Within minutes, their calm turned into panic. Water began to rush into their father’s house, where Sara, her husband, children, and parents sought shelter — believing it was the safest place.
No time to escape
“In just a few minutes, the water rose. We didn’t have time to prepare. The next thing we knew, it was already chest-deep,” Diz recounted.
She screamed to her mother, “Ma, bakwit nata (Mom, let’s evacuate)!” — but it was too late. The current was too strong, forcing them to climb onto the roof. Then came the moment she said she will never forget:
“I saw the water rise higher than the house,” Diaz recalled.
As they tried to escape toward their neighbor’s home, her husband was swept away by the raging floodwaters — gone in an instant. Diaz and her two children, aged 4 and 16, were also separated by the current.
Cry for help
As the waters pulled her farther away, she could see her children crying for help — their small voices fading beneath the storm.

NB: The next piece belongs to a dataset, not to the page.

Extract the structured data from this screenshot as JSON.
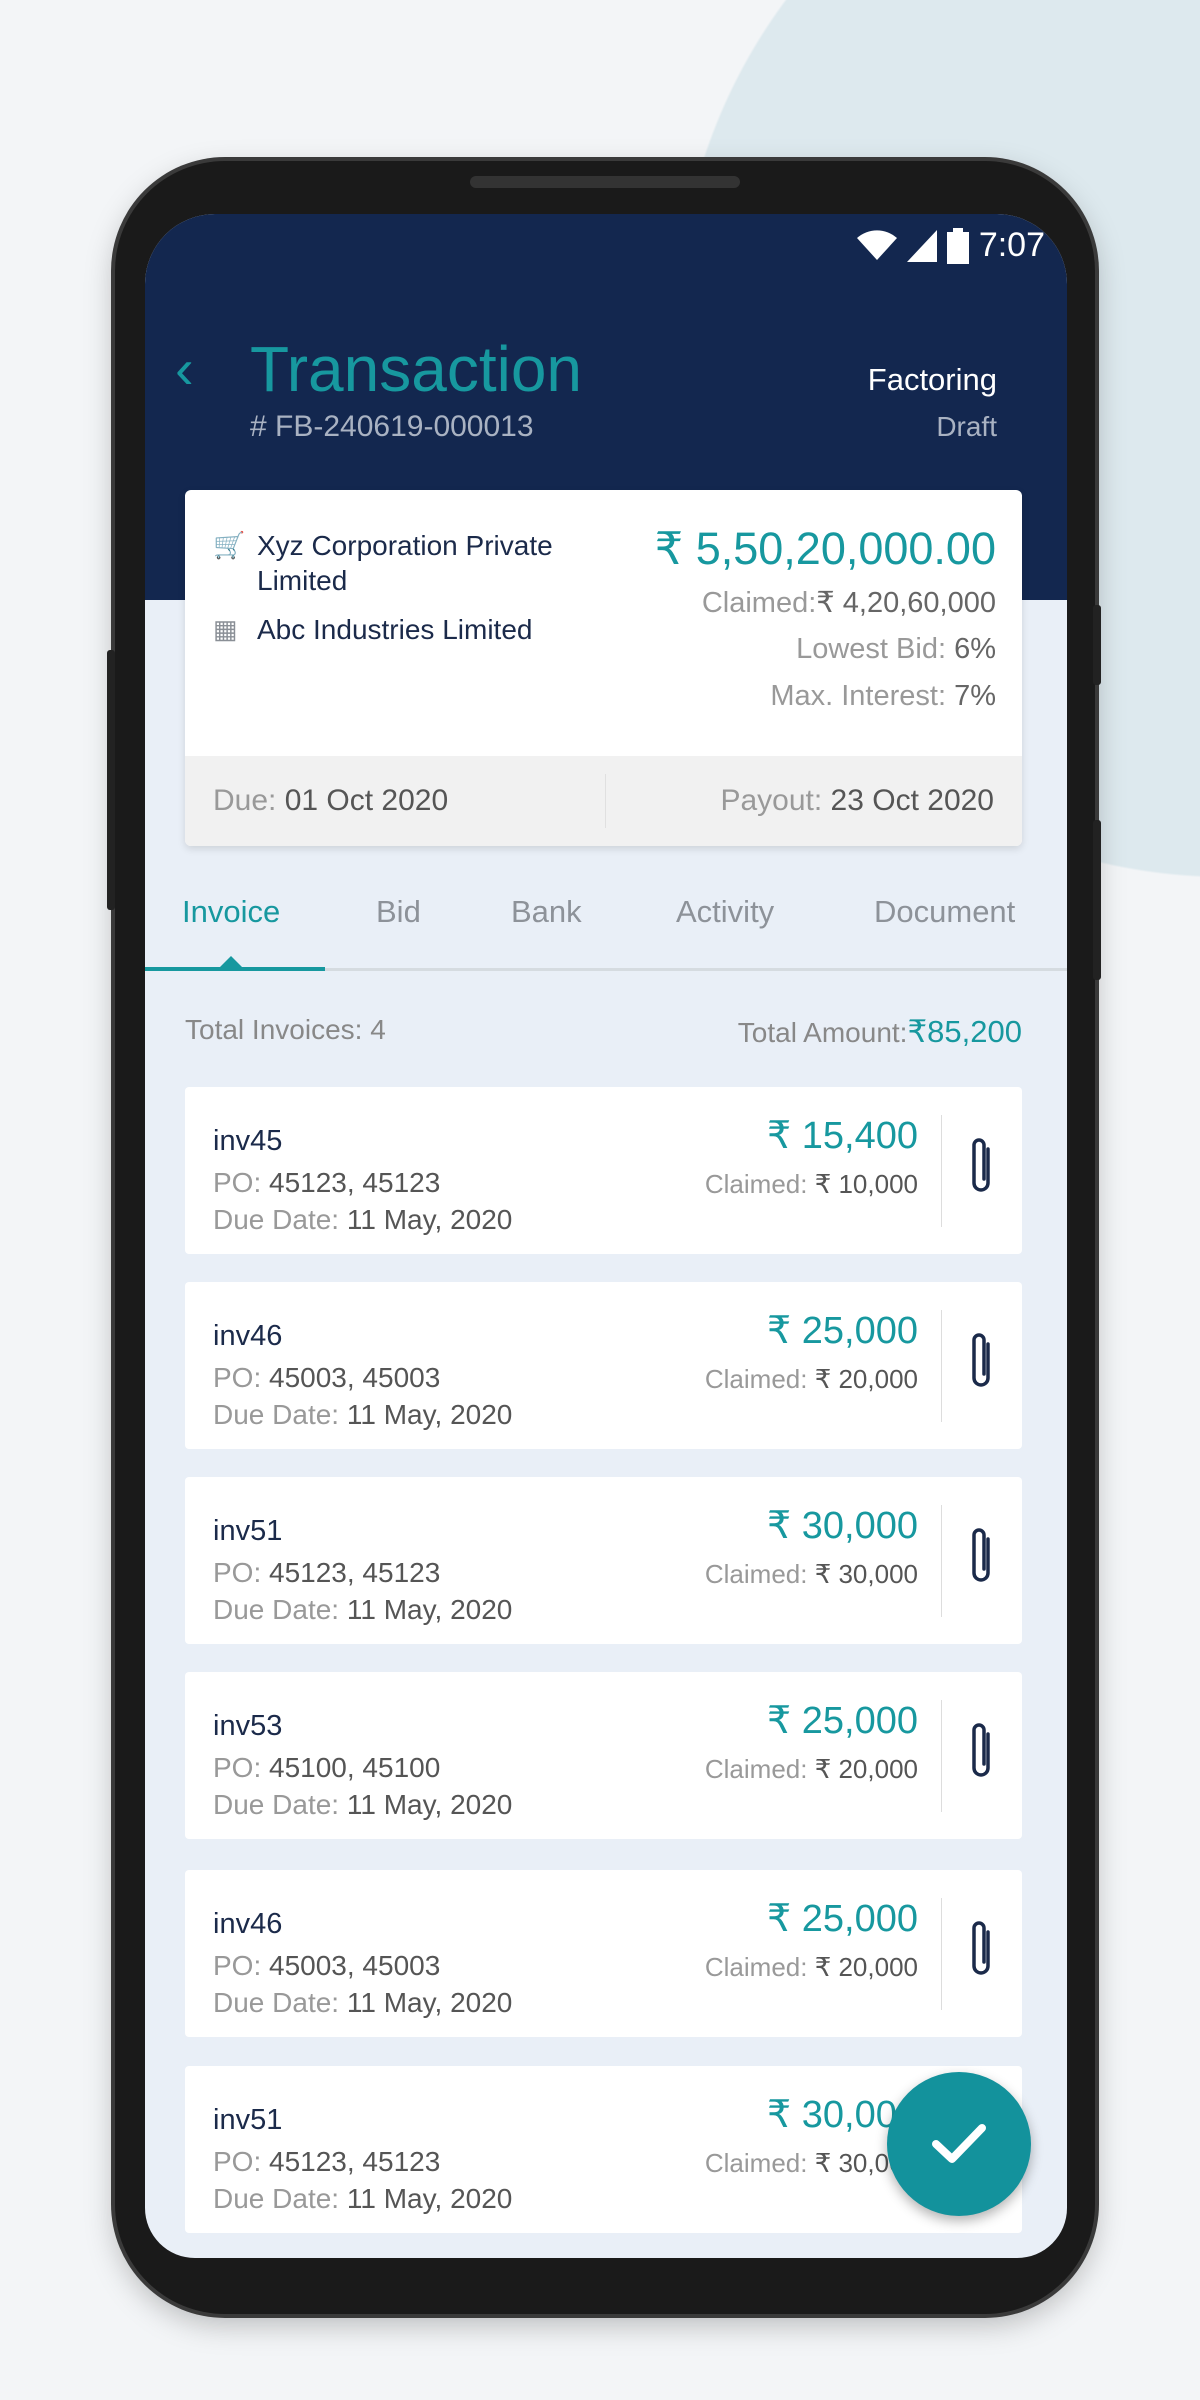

“I tried to swim back,” she said softly, “but my body could no longer fight the current.”
“I saw my son climb onto our roof, and his older sister rescued him. But they were still separated. It was a miracle that my 4-year-old son survived — he rode on a coconut tree and was later picked up by our neighbor,” Diaz shared, noting that her daughter also survived the tragedy.
She remembered being slammed by debris — walls, logs, even a four wheel vehicle — until she lost consciousness. When she finally opened her eyes, she was lying by the riverbank of another barangay, bruised and weak.
“When I woke up, I thought it was just a dream. I thought I was already dead. I couldn’t believe I was still alive,” she whispered, tears falling.
But survival came with unbearable grief.
Diaz’s husband’s body was later found kilometers away — swept all the way to Negros Occidental before being brought home lifeless.
Her siblings were recovered the following day, buried in thick mud, still locked in an embrace. Her parents were found holding hands, palms pressed together as if in prayer.
One of her sisters, clutching her three-year-old child and their family’s image of the Sagrada Familia, made it to the rooftop before the structure collapsed. Her sister and her child did not make it.
“I asked God why it had to be all of us. But maybe He has a reason why He chose to let me live,” Diaz said.
Before the storm, her family had planned to celebrate her birthday with a trip to the sea — a simple family tradition.
“We were supposed to go to the beach because it’s my birthday. But now, even when I try to sleep, all I can see is them.”” she said, breaking into tears.
On her birthday, Diaz’s only wished to find another sister who was still missing — even if she turned up dead— so she could finally give her a decent burial beside the rest of their family.